Goody stopped and turned to the guard. "Leave her be. I'm not going to press charges." Then she looked at the woman again, this time taking in what she was, who she was: a medium-height black woman, maybe in her twenties, thin but wiry, wild hair, an attractive but dirt-smudged face with intense intelligent eyes staring directly into Goody's. "Are you that desperate, or are you just a common thief?"
"I'm hungry. That's what I am. And I don't have any money. Don't have anything. My stuff was confiscated yesterday—chased out of where I was camping—I've got nothing besides these clothes I got on." She held her arms out toward Goody, showing her the filthy sleeves of her thin shirt. "Least you can do is give me one of those apples. You wouldn't miss it. Not rich as your must be," the woman added bitterly, glancing at Goody's expensive purse and elegant jacket.
The woman's truth caught Goody off-guard, striking a chord she was ill-prepared to hear. But being the kind person she was, her first thoughts was, She's right. I should help this unfortunate woman. I must help this unfortunate woman. But then her practical nature prevailed. But how? Money or food would only be a temporary fix. There must be better way—a permanent fix. As her brain continued to process the situation, a new thought surfaced: A fix that would serve our mutual benefit? But how? That's the dilemma. But supposed to be solved? Then it came to her, Treat her as an equal. After all, she is. She's just facing monumentally different circumstances. "Let me treat you to breakfast," Goody said. "If I'm going to help you," as if that were already an established fact, "I need to know more about you. Who you are, what you need. Come on. I know a good breakfast spot on Halsey. We can get to know each other. My car's parked on the next block."

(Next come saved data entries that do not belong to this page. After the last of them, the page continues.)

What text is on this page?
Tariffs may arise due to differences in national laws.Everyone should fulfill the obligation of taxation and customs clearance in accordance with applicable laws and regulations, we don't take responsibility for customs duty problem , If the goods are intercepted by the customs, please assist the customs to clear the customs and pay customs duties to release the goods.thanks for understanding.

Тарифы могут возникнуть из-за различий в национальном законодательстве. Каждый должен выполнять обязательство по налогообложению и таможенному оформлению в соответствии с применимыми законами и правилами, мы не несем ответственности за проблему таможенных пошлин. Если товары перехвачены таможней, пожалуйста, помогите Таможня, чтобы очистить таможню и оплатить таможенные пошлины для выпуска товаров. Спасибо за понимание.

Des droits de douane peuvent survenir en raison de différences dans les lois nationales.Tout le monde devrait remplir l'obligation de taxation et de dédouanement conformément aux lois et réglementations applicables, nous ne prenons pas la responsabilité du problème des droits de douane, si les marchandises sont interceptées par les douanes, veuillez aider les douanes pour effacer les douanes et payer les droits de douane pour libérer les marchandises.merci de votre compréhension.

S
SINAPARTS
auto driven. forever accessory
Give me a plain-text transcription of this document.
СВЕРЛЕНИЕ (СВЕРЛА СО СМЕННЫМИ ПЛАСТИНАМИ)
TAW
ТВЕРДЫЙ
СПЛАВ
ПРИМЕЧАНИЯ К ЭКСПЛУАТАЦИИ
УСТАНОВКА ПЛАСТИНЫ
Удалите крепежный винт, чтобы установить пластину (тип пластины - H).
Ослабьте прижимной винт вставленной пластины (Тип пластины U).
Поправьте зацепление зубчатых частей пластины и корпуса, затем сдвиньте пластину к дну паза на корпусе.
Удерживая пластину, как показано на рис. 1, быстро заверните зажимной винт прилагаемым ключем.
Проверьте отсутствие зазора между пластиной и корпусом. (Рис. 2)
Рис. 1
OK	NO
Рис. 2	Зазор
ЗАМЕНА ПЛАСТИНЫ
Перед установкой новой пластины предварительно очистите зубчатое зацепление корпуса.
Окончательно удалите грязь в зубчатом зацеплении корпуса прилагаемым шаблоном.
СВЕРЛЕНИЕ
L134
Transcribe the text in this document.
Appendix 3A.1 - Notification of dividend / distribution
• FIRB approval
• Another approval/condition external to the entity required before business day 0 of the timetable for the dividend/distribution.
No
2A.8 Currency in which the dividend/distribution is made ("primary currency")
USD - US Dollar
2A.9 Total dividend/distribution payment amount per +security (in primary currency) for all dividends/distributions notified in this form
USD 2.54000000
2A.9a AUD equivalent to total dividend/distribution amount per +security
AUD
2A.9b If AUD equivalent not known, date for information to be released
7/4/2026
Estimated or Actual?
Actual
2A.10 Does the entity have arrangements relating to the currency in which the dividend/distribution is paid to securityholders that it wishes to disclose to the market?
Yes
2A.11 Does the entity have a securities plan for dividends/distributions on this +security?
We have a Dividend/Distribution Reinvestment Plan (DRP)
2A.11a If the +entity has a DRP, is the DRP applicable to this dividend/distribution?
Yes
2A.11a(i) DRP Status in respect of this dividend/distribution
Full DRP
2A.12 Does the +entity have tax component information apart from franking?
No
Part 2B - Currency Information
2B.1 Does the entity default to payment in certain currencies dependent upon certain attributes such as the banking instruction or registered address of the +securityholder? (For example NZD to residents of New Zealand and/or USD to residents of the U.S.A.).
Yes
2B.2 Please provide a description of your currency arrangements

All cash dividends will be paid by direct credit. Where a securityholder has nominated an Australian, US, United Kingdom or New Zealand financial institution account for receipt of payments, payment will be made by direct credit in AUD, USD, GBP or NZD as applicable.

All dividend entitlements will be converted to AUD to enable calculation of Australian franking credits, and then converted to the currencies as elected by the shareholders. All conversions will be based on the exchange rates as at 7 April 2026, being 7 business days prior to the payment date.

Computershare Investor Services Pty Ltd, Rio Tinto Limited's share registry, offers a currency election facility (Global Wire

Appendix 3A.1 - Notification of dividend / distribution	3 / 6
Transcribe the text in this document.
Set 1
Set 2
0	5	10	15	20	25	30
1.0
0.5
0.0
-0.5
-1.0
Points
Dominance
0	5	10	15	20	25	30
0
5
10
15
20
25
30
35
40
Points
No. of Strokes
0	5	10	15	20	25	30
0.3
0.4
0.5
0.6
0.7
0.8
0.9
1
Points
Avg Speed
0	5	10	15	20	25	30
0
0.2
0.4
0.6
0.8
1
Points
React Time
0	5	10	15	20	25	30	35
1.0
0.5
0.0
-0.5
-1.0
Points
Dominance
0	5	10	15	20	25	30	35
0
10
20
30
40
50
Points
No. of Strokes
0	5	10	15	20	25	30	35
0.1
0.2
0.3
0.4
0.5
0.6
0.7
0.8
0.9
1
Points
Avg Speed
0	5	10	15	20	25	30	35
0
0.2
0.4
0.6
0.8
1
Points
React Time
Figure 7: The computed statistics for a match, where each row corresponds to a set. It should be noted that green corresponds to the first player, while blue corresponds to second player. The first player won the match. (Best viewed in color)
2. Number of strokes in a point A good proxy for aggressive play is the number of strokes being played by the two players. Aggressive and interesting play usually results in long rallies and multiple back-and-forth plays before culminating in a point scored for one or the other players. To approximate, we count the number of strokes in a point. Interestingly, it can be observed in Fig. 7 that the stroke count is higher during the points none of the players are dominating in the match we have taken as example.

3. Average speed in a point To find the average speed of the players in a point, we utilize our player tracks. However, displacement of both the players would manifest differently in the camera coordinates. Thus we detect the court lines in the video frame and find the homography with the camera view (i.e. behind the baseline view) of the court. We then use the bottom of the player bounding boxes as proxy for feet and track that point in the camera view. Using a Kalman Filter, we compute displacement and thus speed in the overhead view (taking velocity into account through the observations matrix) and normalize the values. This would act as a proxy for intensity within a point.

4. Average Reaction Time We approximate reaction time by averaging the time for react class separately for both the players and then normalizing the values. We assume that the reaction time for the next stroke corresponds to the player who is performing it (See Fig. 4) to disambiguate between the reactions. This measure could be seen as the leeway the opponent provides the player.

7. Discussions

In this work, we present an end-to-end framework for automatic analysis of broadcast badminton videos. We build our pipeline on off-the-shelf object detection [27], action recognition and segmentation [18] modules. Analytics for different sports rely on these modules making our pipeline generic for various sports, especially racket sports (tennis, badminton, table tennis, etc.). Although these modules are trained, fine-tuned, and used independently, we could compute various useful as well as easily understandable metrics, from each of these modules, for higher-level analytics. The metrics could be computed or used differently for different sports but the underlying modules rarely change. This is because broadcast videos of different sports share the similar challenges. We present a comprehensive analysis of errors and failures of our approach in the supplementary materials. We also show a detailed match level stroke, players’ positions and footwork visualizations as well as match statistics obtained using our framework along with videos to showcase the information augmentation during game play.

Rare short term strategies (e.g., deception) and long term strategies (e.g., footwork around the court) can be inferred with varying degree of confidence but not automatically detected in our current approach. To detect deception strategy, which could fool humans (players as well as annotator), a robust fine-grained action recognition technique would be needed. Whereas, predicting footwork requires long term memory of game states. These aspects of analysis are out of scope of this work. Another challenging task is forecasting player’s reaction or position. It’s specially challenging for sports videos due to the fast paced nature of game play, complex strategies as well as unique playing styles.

The thief took another step back, confusion clouding her face. Help me? What the hell does she mean by that? She was taken aback by Goody's offer. But knowing an old lady like her was no threat, she said, "All right, but you better not try anything funny." With no response from Goody other than a friendly smile, the woman followed Goody out the exit without further comment, wondering what this take-control, elderly white woman might be up to.
Their orders given to Mary, a waitress she'd known for more than ten years of patronizing this café, Goody looked across the red and white-checkered tablecloth and ask, "What's your name?"
"Jackie. What's yours?"
"Priscilla. But everyone calls me Goody."
"Why do they call you that? They think you're that good?"
"No, of course not. My middle name is Good, after my maternal grandmother. It's just a nickname, that's all."
"Why'd you bring me here?" Jackie barked, changing the subject abruptly.
Goody was quiet for a moment, then said, "I'm not sure. Maybe just to help a fellow human being in need. I really don't know." She took a drink of her coffee. "Tell me about yourself. How'd you end up living on the streets?"
Jackie hesitated, wondering if she should share the horrendous events of her life with this stranger—an old woman maybe so lonely she's grasping desperately for any source of human contact, even if only from a scruffy, homeless black woman like her. But looking into Goody's eyes, she recognized sincerity, and compassion. "It ain't a pretty picture," she said, tears suddenly welling up in her dark eyes.
Goody reached across the table and placed her hand on Jackie's. "Tell me. I want to know. And don't worry. I've dealt with some tough events in my life. I assure you I can handle it, whatever it is."